Time marches on
Be careful about passing around enum values for “yesterday”, “tomorrow”, and so on. That raises a couple of issues, time zone and midnight.
Dates and day-of-week only have meaning in the context of a time zone. For any given moment, the date varies around the globe. For example, a few minutes after midnight in Paris is still “yesterday” in Montréal. So when ever you intend “yesterday” and such, always specify the desired/expected time zone as well.
Each non-atomic command and line of code executes separately from the previous. Each execution takes a moment of time, however brief. At any of those moments midnight in the specified time zone may be rolling over into a new day. At that stroke of midnight, your relative-time flag such as “yesterday” suddenly takes on a whole new meaning. That meaning is likely different that was intended by the earlier code given that conditions (the date) were different when that code began.

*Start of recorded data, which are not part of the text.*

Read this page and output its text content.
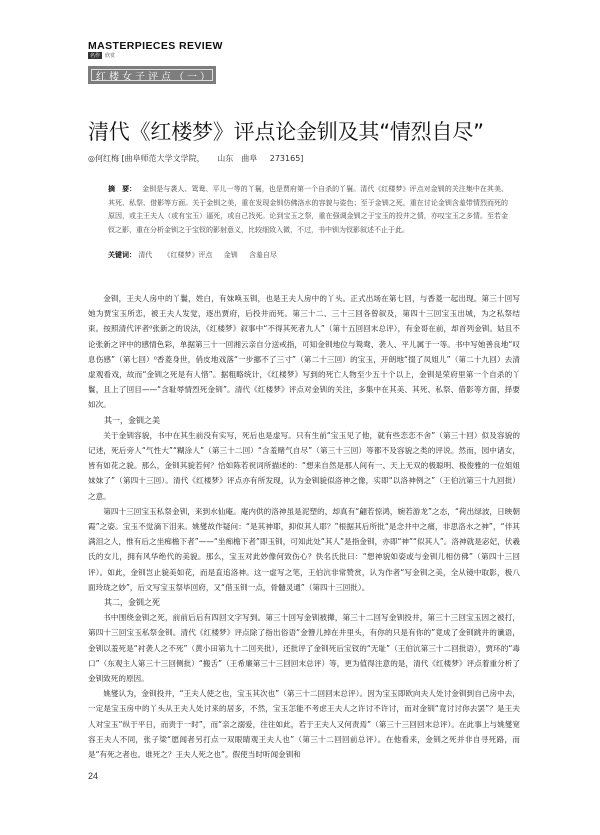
MASTERPIECES REVIEW
名作	欣赏
红楼女子评点（一）
清代《红楼梦》评点论金钏及其“情烈自尽”
◎何红梅 [曲阜师范大学文学院， 山东　曲阜 273165]
摘　要： 金钏是与袭人、鸳鸯、平儿一等的丫鬟，也是贾府第一个自杀的丫鬟。清代《红楼梦》评点对金钏的关注集中在其美、其死、私祭、借影等方面。关于金钏之美，重在发现金钏仿佛洛水的容貌与姿色；至于金钏之死，重在讨论金钏含羞带情烈而死的原因，或主王夫人（或有宝玉）逼死，或自己找死。论到宝玉之祭，重在强调金钏之于宝玉的投井之情，亦叹宝玉之多情。至若金钗之影，重在分析金钏之于宝钗的影射意义，比较细致入微，不过，书中钏为钗影叙述不止于此。
关键词： 清代 《红楼梦》评点 金钏 含羞自尽

金钏，王夫人房中的丫鬟，姓白，有妹唤玉钏，也是王夫人房中的丫头。正式出场在第七回，与香菱一起出现。第三十回写她为贾宝玉所恋，被王夫人发觉，逐出贾府，后投井而死。第三十二、三十三回各曾叙及，第四十三回宝玉出城，为之私祭结束。按照清代评者⁰张新之的说法，《红楼梦》叙事中“不得其死者九人”（第十五回回末总评），有金哥在前，却首列金钏。姑且不论张新之评中的感情色彩，单据第三十一回湘云亲自分送戒指，可知金钏地位与鸳鸯、袭人、平儿属于一等。书中写她善良地“叹息伤感”（第七回）⁰香菱身世，俏皮地戏落“一步挪不了三寸”（第二十三回）的宝玉，开朗地“掇了凤姐儿”（第二十九回）去清虚观看戏，故而“金钏之死是有人惜”。据粗略统计，《红楼梦》写到的死亡人物至少五十个以上，金钏是荣府里第一个自杀的丫鬟，且上了回目——“含耻辱情烈死金钏”。清代《红楼梦》评点对金钏的关注，多集中在其美、其死、私祭、借影等方面，择要如次。

其一，金钏之美

关于金钏容貌，书中在其生前没有实写，死后也是虚写。只有生前“宝玉见了他，就有些恋恋不舍”（第三十回）似及容貌的记述，死后旁人“气性大”“糊涂人”（第三十二回）“含羞赌气自尽”（第三十三回）等都不及容貌之类的评说。然而，园中诸女，皆有如花之貌。那么，金钏其貌若何？恰如陈若祝词所描述的：“想来自然是那人间有一、天上无双的极聪明、极俊雅的一位姐姐妹妹了”（第四十三回）。清代《红楼梦》评点亦有所发现，认为金钏貌似洛神之像，实即“以洛神例之”（王伯沆第三十九回批）之意。

第四十三回宝玉私祭金钏，来到水仙庵。庵内供的洛神虽是泥塑的，却真有“翩若惊鸿，婉若游龙”之态，“荷出绿波，日映朝霞”之姿。宝玉不觉滴下泪来。姚燮故作疑问：“是其神耶，抑似其人耶？”根据其后所批“是念井中之痛，非思洛水之神”，“伴其满泪之人，惟有后之坐痴檐下者”——“坐痴檐下者”即玉钏，可知此处“其人”是指金钏，亦即“神”“似其人”。洛神就是宓妃，伏羲氏的女儿，拥有风华绝代的美貌。那么，宝玉对此妙像何致伤心？佚名氏批曰：“想神貌如姿或与金钏儿相仿佛”（第四十三回评）。如此，金钏岂止貌美如花，而是直追洛神。这一虚写之笔，王伯沆非常赞赏，认为作者“写金钏之美，全从镜中取影，极八面玲珑之妙”，后文写宝玉祭毕回府，又“借玉钏一点，骨髓灵通”（第四十三回批）。

其二，金钏之死

书中围绕金钏之死，前前后后有四回文字写到。第三十回写金钏被撵，第三十二回写金钏投井，第三十三回宝玉因之被打，第四十三回宝玉私祭金钏。清代《红楼梦》评点除了指出俗语“金簪儿掉在井里头，有你的只是有你的”竟成了金钏跳井的谶语，金钏以羞死是“衬袭人之不死”（黄小田第九十二回夹批），还批评了金钏死后宝钗的“无耻”（王伯沆第三十二回批语），贾环的“毒口”（东观主人第三十三回侧批）“搬舌”（王希廉第三十三回回末总评）等，更为值得注意的是，清代《红楼梦》评点着重分析了金钏致死的原因。

姚燮认为，金钏投井，“王夫人使之也，宝玉其次也”（第三十二回回末总评）。因为宝玉即欧向夫人处讨金钏到自己房中去，一定是宝玉房中的丫头从王夫人处讨来的居多，不然，宝玉怎能不考虑王夫人之许讨不许讨，而对金钏“竟讨讨你去罢”？是王夫人对宝玉“纵于平日，而责于一时”，而“亲之溺爱，往往如此，若于王夫人又何责焉”（第三十三回回末总评）。在此事上与姚燮宽容王夫人不同，张子梁“愿闻者另打点一双眼睛观王夫人也”（第三十二回回前总评）。在他看来，金钏之死并非自寻死路，而是“有死之者也。谁死之？王夫人死之也”。假使当时听闻金钏和

24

So it makes more sense to me to be passing around Instant
objects, or perhaps OffsetDateTime
or ZonedDateTime
objects. These date-time values are frozen, representing a specific moment on the timeline. Your earlier original code can verify the meaning of that value, check that the date is indeed a Friday
or some such. After such verification, the value can be passed on to other code. Now you need not worry about strange occasional bugs occurring at midnight.
java.time
You don't really need to build a class or enum to express your intention of relative time such as “yesterday”. The java.time classes built into Java 8 and later have plain-reading methods for adding and subtracting days, weeks, months. These are basically one-liners, so just call these plus…
and minus…
methods directly.
ZonedDateTime now = ZonedDateTime.now();
ZonedDateTime yesterday = now.minusDays( 1 );
ZonedDateTime weekLater = now.plusWeeks( 1 );
That code is implicitly applying the JVM’s current default time zone. Better to specify.
ZoneId zoneId = ZoneId.of( "America/Montreal" );
ZonedDateTime now = ZonedDateTime.now( zoneId );
You may want the date-only without time-of-day and without time zone. Use LocalDate
.
LocalDate weekPrior = now.toLocalDate().minusWeeks( 1 );
You may want to get first moment of the day. Not always the time of 00:00:00.0
.
ZonedDateTime yesterdayStart = now.minusDays( 1 ).toLocalDate().atStartOfDay( zoneId );
If you want to represent the span of time defined by a pair of date-time values, look at the Interval
class found in the ThreeTen-Extra project that extends the java.time framework. This class tracks a pair of Instant
objects which are moments on the timeline in UTC. You can extract an Instant
from your ZonedDateTime
by calling toInstant
.
Interval intervalYesterday = Interval.of( yesterdayStart.toInstant() , yesterdayStart.plusDays( 1 ).toInstant() );
To get from an Instant
back to a zoned date-time, apply a ZoneId
.
ZonedDateTime zdt = ZonedDateTime( instant , zoneId );
For a date-only interval, you'll need to build your own class that stores a pair of LocalDate
objects. I would call it something like DateRange
.
Tip: Search "Half-Open" to learn about the practice of tracking spans of time where beginning in inclusive while the ending is exclusive.